Virgin Atlantic on Offensive as Delta Deal Ends Wilderness Years
Virgin Atlantic Airways Ltd. will go on the offensive under new Chief Executive Officer Craig Kreeger as an equity deal with Delta Air Lines Inc. gives it the backing to take on bigger rivals, outgoing CEO Steve Ridgway said.
Kreeger, a 53-year-old American, was appointed to the top position on Jan. 8, four weeks after Delta agreed to pay Singapore Airlines Ltd. $360 million for a 49 percent stake in Virgin, which is majority owned by billionaire Richard Branson.
“There’s now a shareholder with a significant strategic interest in what Virgin Atlantic brings them,” Ridgway said in an interview. “We’ve been in fighting mode for the last four to five years.
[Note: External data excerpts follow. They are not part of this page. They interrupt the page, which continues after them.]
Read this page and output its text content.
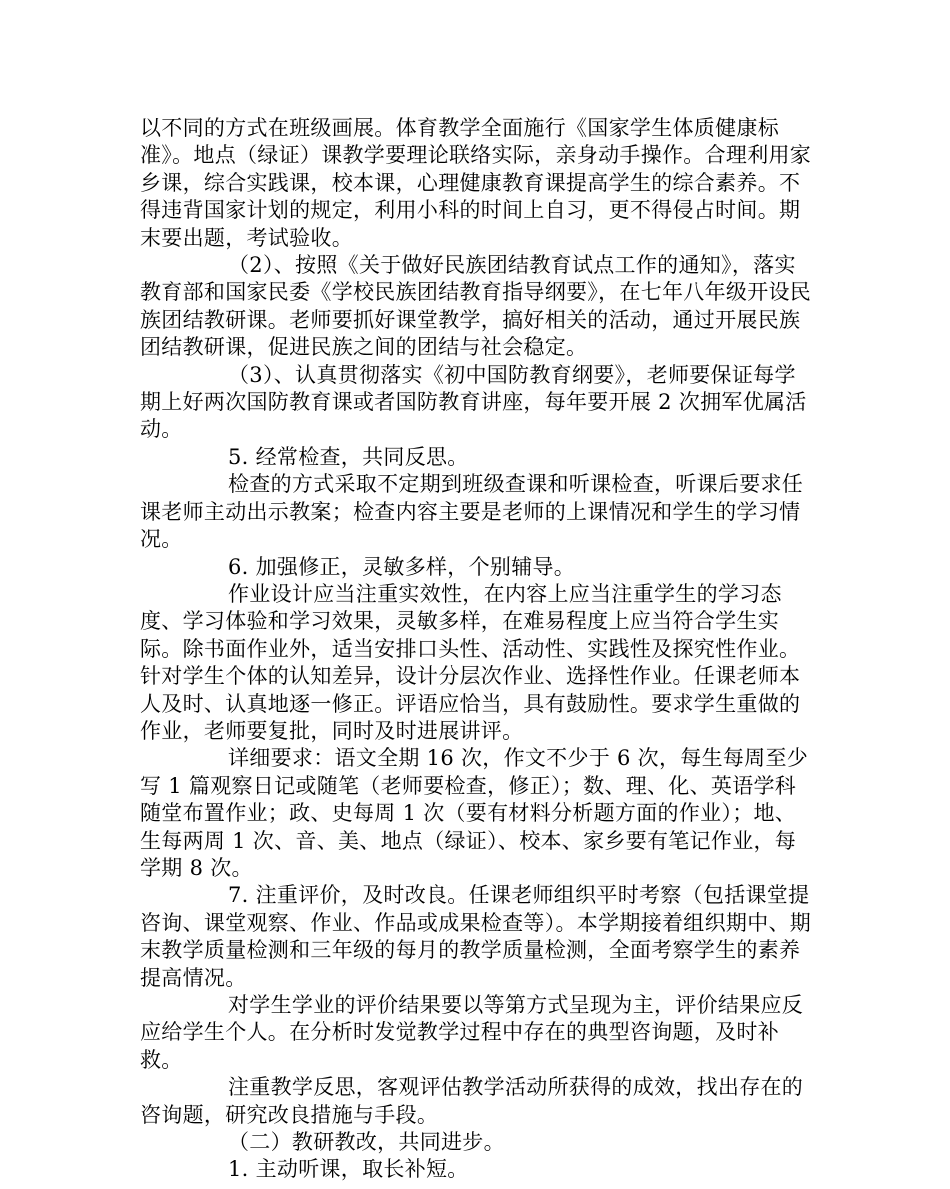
以不同的方式在班级画展。体育教学全面施行《国家学生体质健康标准》。地点（绿证）课教学要理论联络实际，亲身动手操作。合理利用家乡课，综合实践课，校本课，心理健康教育课提高学生的综合素养。不得违背国家计划的规定，利用小科的时间上自习，更不得侵占时间。期末要出题，考试验收。

（2）、按照《关于做好民族团结教育试点工作的通知》，落实教育部和国家民委《学校民族团结教育指导纲要》，在七年八年级开设民族团结教研课。老师要抓好课堂教学，搞好相关的活动，通过开展民族团结教研课，促进民族之间的团结与社会稳定。

（3）、认真贯彻落实《初中国防教育纲要》，老师要保证每学期上好两次国防教育课或者国防教育讲座，每年要开展 2 次拥军优属活动。

5. 经常检查，共同反思。

检查的方式采取不定期到班级查课和听课检查，听课后要求任课老师主动出示教案；检查内容主要是老师的上课情况和学生的学习情况。

6. 加强修正，灵敏多样，个别辅导。

作业设计应当注重实效性，在内容上应当注重学生的学习态度、学习体验和学习效果，灵敏多样，在难易程度上应当符合学生实际。除书面作业外，适当安排口头性、活动性、实践性及探究性作业。针对学生个体的认知差异，设计分层次作业、选择性作业。任课老师本人及时、认真地逐一修正。评语应恰当，具有鼓励性。要求学生重做的作业，老师要复批，同时及时进展讲评。

详细要求：语文全期 16 次，作文不少于 6 次，每生每周至少写 1 篇观察日记或随笔（老师要检查，修正）；数、理、化、英语学科随堂布置作业；政、史每周 1 次（要有材料分析题方面的作业）；地、生每两周 1 次、音、美、地点（绿证）、校本、家乡要有笔记作业，每学期 8 次。

7. 注重评价，及时改良。任课老师组织平时考察（包括课堂提咨询、课堂观察、作业、作品或成果检查等）。本学期接着组织期中、期末教学质量检测和三年级的每月的教学质量检测，全面考察学生的素养提高情况。

对学生学业的评价结果要以等第方式呈现为主，评价结果应反应给学生个人。在分析时发觉教学过程中存在的典型咨询题，及时补救。

注重教学反思，客观评估教学活动所获得的成效，找出存在的咨询题，研究改良措施与手段。

（二）教研教改，共同进步。

1. 主动听课，取长补短。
This should put us back on a growth trajectory.”
The first task for Kreeger, who took over on Feb. 1, will be to expedite the two-month old joint venture agreement with Delta, Ridgway said. The new CEO’s 27 years at AMR Corp., where he helped coordinate a joint venture between American Airlines and BA, should help him deliver on the new tie-up, he said.
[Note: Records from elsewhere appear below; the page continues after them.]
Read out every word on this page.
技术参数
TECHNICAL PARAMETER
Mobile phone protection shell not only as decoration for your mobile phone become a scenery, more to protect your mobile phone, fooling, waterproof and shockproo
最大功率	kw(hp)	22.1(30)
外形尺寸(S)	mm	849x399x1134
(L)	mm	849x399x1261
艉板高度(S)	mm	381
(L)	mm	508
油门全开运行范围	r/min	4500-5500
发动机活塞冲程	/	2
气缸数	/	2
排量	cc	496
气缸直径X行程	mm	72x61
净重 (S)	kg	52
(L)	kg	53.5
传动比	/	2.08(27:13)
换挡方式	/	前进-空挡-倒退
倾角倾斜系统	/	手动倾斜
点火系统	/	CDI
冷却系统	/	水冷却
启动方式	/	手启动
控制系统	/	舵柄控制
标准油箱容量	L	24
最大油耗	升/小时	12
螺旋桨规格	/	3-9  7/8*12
“He brings a wealth of experience at American in dealing and working with British Airways,” Ridgway said yesterday in London. “That’s what we need because we’ve got to put together this North Atlantic joint venture now and there is a set of skills there that Virgin needs to have.”
Delta and Virgin are seeking antitrust immunity that would let them coordinate schedules and pricing and share costs and sales from 31 joint-venture flights over the Atlantic regardless of whose plane operates the route. They also will offer reciprocal frequent-flier benefits and use of airport lounges.
The deal gives Delta a platform at London Heathrow airport, Europe’s busiest and the home base for British Airways, Virgin’s biggest rival and the top carrier in the world-leading North Atlantic corporate travel market.
The Atlanta-based-carrier “didn’t have the right presence in London, which you need to have if you’re going to be a corporate player, and we bring that,” Ridgway said.
Kreeger will also need to reinvigorate a business battered by the global economic downturn, rising fuel prices and fast- consolidating, better-connected rivals.
Virgin Atlantic had an 80.2 million-pound ($125.9 million) loss in the year through February and has delayed adding bigger planes while cutting unprofitable routes to destinations including Nairobi in Kenya, and Kingston, Jamaica.
“Let’s face it, it’s been brutal,” Ridgway said, adding that the global economy appears to be stabilizing. There’s “that bit of blue sky down the road,” he said.